The First World War was the first major conflict in which battlefield deaths exceeded those caused by diseases. Nevertheless, infectious diseases played significant roles in every front. This lecture will discuss the conditions necessary for starting epidemics and the spread of diseases and how these conditions were exploited by microorganisms not only during the war but also in its aftermath.
Part of the Mondays at One Spring Series.
Emeritus Professor Physic and former Acting Provost at Gresham College, Professor Francis Cox graduated in Zoology with Parasitology as his Special Subject at the University of Exeter. After postgraduate training at the London School of Hygiene and Tropical Medicine he joined King's College London where he worked until 1997 as Professor of Zoology and Professor of Parasite Immunology.
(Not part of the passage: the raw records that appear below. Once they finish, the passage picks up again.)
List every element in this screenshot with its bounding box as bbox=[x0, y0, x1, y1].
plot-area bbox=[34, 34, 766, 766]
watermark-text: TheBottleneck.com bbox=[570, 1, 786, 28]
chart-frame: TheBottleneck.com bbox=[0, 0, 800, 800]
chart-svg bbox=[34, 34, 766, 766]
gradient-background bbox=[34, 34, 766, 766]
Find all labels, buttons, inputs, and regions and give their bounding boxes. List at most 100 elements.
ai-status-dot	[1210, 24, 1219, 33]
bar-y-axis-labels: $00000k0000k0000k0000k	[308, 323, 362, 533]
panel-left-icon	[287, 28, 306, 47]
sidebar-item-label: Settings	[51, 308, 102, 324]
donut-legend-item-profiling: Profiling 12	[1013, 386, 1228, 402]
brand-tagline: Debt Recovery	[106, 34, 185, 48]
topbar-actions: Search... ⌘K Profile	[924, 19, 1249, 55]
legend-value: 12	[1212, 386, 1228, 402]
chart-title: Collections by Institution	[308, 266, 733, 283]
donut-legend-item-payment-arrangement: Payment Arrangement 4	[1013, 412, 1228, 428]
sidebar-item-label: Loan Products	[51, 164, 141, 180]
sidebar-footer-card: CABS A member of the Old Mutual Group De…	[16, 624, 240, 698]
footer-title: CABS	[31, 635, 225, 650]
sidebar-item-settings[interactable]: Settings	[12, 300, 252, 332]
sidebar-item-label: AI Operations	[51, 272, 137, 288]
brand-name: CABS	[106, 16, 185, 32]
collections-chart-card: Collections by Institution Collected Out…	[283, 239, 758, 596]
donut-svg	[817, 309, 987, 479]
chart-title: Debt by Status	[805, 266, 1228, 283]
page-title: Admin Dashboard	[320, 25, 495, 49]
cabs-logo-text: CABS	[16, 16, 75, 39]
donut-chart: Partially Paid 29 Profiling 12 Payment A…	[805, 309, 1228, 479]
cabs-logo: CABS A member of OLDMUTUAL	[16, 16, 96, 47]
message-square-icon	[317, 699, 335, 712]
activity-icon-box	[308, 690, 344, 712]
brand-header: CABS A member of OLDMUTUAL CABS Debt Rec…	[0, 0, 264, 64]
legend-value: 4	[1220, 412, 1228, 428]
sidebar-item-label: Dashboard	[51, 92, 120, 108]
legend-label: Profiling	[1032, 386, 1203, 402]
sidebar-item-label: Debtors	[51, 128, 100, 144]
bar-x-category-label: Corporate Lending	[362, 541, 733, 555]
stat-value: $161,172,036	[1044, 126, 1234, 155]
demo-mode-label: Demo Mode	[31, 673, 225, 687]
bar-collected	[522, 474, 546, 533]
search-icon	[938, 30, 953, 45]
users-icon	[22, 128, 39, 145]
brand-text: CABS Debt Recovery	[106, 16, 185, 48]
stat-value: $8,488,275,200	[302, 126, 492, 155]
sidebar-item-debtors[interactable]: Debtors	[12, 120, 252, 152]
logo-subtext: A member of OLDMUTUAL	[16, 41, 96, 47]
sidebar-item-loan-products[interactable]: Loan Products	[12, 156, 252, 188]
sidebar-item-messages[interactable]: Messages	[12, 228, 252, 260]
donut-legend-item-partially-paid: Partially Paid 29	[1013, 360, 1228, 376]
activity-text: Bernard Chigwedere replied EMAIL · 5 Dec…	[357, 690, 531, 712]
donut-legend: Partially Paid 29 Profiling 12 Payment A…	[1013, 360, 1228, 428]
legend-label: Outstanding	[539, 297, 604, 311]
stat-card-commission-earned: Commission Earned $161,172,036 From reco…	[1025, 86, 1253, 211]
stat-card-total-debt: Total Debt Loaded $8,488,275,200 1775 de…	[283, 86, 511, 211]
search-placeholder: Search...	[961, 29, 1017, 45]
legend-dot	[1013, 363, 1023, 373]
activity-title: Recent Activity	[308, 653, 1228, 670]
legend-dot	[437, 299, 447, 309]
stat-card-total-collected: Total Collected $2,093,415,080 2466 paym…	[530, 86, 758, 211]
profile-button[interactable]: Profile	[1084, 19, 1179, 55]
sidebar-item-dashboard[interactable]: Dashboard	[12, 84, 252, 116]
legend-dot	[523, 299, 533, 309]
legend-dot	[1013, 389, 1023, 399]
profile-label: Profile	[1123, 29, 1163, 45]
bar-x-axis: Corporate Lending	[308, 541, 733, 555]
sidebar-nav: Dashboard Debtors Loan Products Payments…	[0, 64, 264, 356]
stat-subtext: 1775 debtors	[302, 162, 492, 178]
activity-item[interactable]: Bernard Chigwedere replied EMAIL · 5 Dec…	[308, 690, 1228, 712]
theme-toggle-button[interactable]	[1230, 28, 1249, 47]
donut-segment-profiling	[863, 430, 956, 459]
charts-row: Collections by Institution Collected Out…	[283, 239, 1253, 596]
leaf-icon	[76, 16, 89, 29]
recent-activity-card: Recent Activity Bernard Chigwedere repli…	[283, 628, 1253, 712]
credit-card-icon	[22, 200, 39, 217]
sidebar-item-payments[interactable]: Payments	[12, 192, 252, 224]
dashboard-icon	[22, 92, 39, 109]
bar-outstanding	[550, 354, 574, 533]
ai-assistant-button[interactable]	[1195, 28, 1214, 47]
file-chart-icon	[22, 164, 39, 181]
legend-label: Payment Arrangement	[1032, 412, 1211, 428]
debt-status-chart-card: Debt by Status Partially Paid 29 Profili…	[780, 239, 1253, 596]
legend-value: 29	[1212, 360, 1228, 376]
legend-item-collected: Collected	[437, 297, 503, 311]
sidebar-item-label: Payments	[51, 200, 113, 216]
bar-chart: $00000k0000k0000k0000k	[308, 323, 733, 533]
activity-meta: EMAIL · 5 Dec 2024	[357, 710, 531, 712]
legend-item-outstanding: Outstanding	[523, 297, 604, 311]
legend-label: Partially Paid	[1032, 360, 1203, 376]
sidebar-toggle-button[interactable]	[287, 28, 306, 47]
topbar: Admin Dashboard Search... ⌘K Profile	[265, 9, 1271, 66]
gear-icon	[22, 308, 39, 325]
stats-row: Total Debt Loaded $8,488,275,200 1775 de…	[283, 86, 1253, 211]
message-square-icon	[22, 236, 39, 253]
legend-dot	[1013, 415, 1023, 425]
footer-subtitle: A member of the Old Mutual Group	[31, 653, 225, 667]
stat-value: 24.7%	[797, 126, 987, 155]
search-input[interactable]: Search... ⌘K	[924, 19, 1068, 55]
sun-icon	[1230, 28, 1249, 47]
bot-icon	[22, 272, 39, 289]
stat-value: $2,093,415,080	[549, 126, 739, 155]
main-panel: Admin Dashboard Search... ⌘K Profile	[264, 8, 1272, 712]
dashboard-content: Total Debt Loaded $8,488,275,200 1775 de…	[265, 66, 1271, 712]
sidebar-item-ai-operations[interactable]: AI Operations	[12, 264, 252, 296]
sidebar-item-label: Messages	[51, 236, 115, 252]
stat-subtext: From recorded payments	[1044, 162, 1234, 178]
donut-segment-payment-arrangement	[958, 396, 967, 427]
He also served as Dean of Science in the University of London.
He was appointed Professor of Physic at Gresham College in 1992 and later became Acting Provost of the College of which he is now a Fellow.
He has served on various WHO and other international and national expert committees and has held visiting professorships at UK and overseas universities. He has been Editor of Trends in Parasitology, Parasitology and the Transactions of the Royal Society of Tropical Medicine and served on several editorial boards. He is a member of the Open University's Research Degrees Management Group and his current interests are in the history of tropical medicine and parasitology.